Arizona Estate and Trust Law Practitioners

Estate Planning in Arizona

Ten Answers You Need to Know

Question 1

We've just moved to Arizona; are our wills and trusts still valid?

In a word, yes. Wills and trusts that were properly signed in another state are valid in Arizona. However, I recommend that you have your estate planning documents reviewed by an Arizona attorney experienced in trust and estate laws in order to make certain that your residency in Arizona has not created any administrative problems.

Question 2

We've heard about community property; what is it?

In Arizona, property acquired by either spouse during marriage, except property received by gift or inheritance, is community property and each spouse owns an undivided one-half interest. Spouses can agree, however, by a "postnuptial" agreement, to retain property as the separate property of either spouse.

Question 3

Are there advantages to owning community property?

Owning community property can save taxes on capital gains. With certain limits, upon the death of one spouse, the basis for gain or loss of community property is "stepped" up or down to its date of death value even though a deceased spouse owned only an undivided one-half interest.

Question 4

With a $5,000,000 inflation-adjusted estate tax exemption, is it still important to plan for estate taxes?

For many clients, estate taxes will no longer be an issue in planning their estates. For other clients, estate taxes may continue to be a consideration. With the enactment of "portability" provisions allowing for the transfer of a deceased spouse's unused estate tax exemption to the surviving spouse, there are greater options in planning a married couple's estate.

Question 5

What if our estate is not taxable with a $5,000,000 inflation-adjusted exemption, but would be with lower exemption?

It is possible that the estate tax exemption could be decreased in the future, and that an estate that is not taxable with a $5,000,000 inflation-adjusted exemption would be taxable with a lesser exemption. In addition to electing to use the "portability," many of my married clients create or restate their existing trusts to "disclaimer" trusts which give all assets to the surviving spouse but allow the survivor to direct, by a written disclaimer signed within 9 months of the deceased spouse's death, the disclaimed assets to a separate, irrevocable trust. The assets in the irrevocable trust will be excluded from the surviving spouse's estate, although the survivor will have the income and, if necessary, the principal from this trust. This arrangement allows the surviving spouse to value the estate in light of the existing estate tax laws and determine whether a disclaimer trust will save estate taxes.

Question 6

Should everyone have a living trust?

Definitely not. For many, it may be an unsuitable and expensive estate planning tool. For others, however, it can provide an excellent way to hold and manage an estate, both upon disability and upon death, outside of the "probate" or court system.

Question 7

Will a living trust save costs because it avoids a probate proceeding?

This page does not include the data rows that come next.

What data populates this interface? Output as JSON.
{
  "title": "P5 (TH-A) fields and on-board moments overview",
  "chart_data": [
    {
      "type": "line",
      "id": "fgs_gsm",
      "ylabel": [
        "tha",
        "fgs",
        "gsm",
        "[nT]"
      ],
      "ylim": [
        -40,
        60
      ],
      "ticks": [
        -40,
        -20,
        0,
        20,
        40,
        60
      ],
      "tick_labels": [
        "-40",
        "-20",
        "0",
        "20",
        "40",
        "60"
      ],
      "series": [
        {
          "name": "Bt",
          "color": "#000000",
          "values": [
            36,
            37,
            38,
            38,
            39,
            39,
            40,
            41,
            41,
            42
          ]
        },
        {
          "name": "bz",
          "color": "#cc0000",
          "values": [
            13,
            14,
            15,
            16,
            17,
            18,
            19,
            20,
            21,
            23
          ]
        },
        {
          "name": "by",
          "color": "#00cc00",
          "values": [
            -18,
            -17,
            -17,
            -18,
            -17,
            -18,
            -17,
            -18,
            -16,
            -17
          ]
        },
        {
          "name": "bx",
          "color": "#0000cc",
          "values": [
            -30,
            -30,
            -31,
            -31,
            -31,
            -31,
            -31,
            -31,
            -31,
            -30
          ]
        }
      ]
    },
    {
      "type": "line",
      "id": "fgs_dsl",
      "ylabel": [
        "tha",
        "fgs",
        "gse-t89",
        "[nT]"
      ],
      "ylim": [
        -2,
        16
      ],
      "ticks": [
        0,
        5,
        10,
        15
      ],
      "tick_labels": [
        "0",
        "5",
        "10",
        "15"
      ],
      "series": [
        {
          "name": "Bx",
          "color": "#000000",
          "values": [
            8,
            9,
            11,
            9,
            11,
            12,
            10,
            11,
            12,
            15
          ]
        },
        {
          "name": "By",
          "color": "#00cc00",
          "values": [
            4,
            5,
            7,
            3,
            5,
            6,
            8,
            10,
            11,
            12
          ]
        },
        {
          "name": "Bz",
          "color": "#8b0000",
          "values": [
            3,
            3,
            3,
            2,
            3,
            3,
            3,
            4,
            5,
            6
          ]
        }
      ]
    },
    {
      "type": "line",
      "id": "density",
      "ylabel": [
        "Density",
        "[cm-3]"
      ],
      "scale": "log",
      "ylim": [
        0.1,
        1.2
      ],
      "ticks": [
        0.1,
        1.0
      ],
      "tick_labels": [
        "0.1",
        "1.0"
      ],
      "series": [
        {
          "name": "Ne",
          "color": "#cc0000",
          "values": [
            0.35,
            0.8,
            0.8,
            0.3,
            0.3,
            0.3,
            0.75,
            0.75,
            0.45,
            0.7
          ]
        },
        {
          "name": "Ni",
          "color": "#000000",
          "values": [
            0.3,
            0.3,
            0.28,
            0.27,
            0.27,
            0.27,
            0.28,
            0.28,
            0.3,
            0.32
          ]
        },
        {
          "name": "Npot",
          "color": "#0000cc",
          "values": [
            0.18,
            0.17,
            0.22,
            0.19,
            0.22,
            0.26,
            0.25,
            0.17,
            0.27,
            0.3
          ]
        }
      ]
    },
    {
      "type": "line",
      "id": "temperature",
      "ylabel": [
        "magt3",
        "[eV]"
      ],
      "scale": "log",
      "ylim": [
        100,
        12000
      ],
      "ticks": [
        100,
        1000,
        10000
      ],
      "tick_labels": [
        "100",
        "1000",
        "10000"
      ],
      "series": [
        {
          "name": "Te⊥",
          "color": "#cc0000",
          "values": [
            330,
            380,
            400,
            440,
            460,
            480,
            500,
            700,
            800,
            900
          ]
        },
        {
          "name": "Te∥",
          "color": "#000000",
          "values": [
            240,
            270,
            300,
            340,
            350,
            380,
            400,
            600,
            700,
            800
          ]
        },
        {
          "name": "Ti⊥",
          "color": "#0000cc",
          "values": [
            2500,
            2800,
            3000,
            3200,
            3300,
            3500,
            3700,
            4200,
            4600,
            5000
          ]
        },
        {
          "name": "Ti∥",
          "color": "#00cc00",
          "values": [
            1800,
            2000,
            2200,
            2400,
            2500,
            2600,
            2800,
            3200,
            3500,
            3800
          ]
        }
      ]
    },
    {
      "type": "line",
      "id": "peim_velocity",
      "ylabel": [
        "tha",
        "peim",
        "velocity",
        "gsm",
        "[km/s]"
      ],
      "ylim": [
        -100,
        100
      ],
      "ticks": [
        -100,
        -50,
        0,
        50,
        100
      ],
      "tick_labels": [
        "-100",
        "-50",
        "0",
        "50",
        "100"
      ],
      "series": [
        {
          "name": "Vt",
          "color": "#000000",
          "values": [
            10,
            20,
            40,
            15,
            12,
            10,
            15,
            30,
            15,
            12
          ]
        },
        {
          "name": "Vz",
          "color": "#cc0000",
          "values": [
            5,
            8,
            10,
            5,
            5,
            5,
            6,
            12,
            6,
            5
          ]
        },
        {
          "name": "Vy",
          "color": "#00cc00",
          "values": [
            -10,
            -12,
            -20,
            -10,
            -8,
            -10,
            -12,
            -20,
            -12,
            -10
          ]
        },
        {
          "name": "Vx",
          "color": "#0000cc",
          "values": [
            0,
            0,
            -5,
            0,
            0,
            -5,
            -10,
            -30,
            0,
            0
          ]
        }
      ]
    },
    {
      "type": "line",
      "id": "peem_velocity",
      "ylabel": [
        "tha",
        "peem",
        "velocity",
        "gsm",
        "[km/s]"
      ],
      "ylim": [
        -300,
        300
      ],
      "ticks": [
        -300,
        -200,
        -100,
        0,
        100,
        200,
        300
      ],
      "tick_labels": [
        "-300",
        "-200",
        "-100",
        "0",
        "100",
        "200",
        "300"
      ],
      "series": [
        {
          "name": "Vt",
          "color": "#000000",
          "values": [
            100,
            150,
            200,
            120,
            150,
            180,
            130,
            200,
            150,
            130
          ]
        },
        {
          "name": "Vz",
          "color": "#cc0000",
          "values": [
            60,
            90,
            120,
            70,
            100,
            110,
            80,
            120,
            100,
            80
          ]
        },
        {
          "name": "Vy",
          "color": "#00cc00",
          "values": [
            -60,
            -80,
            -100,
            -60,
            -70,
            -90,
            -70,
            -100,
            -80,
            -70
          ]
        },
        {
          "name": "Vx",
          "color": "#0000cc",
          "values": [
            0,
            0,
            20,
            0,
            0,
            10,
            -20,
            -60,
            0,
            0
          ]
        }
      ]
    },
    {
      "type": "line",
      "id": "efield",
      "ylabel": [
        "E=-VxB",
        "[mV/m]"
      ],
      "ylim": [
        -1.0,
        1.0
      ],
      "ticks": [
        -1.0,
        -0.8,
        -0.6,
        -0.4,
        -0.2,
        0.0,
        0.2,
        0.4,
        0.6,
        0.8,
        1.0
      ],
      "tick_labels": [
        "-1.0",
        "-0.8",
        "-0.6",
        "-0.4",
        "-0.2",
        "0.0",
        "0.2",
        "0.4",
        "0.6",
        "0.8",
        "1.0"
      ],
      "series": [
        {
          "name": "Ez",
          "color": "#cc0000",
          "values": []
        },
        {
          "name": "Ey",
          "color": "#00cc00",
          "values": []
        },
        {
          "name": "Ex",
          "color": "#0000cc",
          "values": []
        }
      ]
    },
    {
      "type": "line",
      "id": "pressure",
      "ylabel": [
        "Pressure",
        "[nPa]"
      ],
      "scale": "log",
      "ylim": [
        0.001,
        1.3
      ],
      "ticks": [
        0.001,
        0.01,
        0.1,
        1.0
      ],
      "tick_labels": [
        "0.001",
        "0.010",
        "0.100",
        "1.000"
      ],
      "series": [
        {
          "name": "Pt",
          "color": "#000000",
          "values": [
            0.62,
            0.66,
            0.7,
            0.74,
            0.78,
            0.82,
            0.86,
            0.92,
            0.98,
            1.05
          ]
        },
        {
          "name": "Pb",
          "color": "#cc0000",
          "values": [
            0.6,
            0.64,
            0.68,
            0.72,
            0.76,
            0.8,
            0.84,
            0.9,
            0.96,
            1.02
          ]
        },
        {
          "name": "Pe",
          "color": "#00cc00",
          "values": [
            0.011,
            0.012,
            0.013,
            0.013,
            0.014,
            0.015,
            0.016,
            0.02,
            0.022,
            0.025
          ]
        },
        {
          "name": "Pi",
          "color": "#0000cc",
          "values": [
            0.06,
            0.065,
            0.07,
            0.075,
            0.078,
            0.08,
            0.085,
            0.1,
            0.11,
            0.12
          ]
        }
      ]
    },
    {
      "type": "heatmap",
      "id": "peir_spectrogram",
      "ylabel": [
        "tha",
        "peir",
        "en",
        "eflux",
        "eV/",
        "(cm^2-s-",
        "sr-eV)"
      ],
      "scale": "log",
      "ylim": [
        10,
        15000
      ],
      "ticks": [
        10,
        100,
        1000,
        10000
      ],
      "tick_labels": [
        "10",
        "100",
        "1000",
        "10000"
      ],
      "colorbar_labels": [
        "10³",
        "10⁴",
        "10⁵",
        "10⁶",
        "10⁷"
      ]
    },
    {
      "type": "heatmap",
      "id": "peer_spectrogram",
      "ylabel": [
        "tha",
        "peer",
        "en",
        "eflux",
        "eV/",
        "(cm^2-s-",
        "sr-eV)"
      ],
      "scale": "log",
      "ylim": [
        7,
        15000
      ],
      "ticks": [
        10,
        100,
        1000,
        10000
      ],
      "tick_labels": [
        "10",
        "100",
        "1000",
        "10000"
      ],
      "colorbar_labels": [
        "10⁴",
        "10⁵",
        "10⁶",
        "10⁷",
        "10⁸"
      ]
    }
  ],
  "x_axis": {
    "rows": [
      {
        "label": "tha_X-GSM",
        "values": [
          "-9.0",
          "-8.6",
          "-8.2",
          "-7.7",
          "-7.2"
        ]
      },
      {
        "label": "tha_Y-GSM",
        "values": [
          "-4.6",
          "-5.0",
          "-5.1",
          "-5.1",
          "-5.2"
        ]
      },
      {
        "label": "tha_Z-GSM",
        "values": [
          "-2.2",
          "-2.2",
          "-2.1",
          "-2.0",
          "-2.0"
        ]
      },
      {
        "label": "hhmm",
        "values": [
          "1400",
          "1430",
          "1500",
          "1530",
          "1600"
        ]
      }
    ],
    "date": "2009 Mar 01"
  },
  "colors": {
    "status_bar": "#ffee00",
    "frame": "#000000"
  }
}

Many times, a living trust does not save costs. Some states have statutory probate fees based upon the value of an estate. Arizona, however, has no statutory fees. Although the very nature of a probate proceeding does add to the cost of administering an estate, I think that, by and large, the cost savings benefits of a living trust have been oversold. My experience has been that large estate settlement fees result from the resolution of issues totally unrelated to whether an estate is being distributed through a probate proceeding or a living trust. These issues might be regarding income, gift or estate taxation and the valuation, sale, liquidation and distribution of assets.

Question 8

When do you recommend the use of living trusts?

I believe living trusts are preferable when estate taxes may still be an issue or when clients own real estate in several states. Living trusts can also be helpful when disability planning is a major consideration or when there are special arrangements needed for a beneficiary.

Question 9

In your experience, what have you found to be best way to assure that estate and trust administration will be as simple and as economical as possible.

Consolidate, consolidate, consolidate! The fewer accounts a decedent has simplifies the collection, re-registration and distribution of assets. I especially like the full-service brokerage accounts which can hold all types of securities. These accounts have full check-writing privileges, show the source of deposits, the payees of checks written and each month produce a readable statement showing transactions and account values. Duplicate statements can be sent to interested parties so that a separate estate or trust accounting will not be necessary. In addition, tax reporting is simplified with one Form 1099 each year.

Question 10

Does Arizona recognize living wills and medical powers of attorney?

Absolutely! My preference is for use of the medical power of attorney since it allows a trusted "agent" to assist in making personal health care decisions if you are not able to do so. The ability of an agent to weigh various factors after consulting with physicians and other healthcare providers creates, in my opinion, a better way for making decisions of this nature.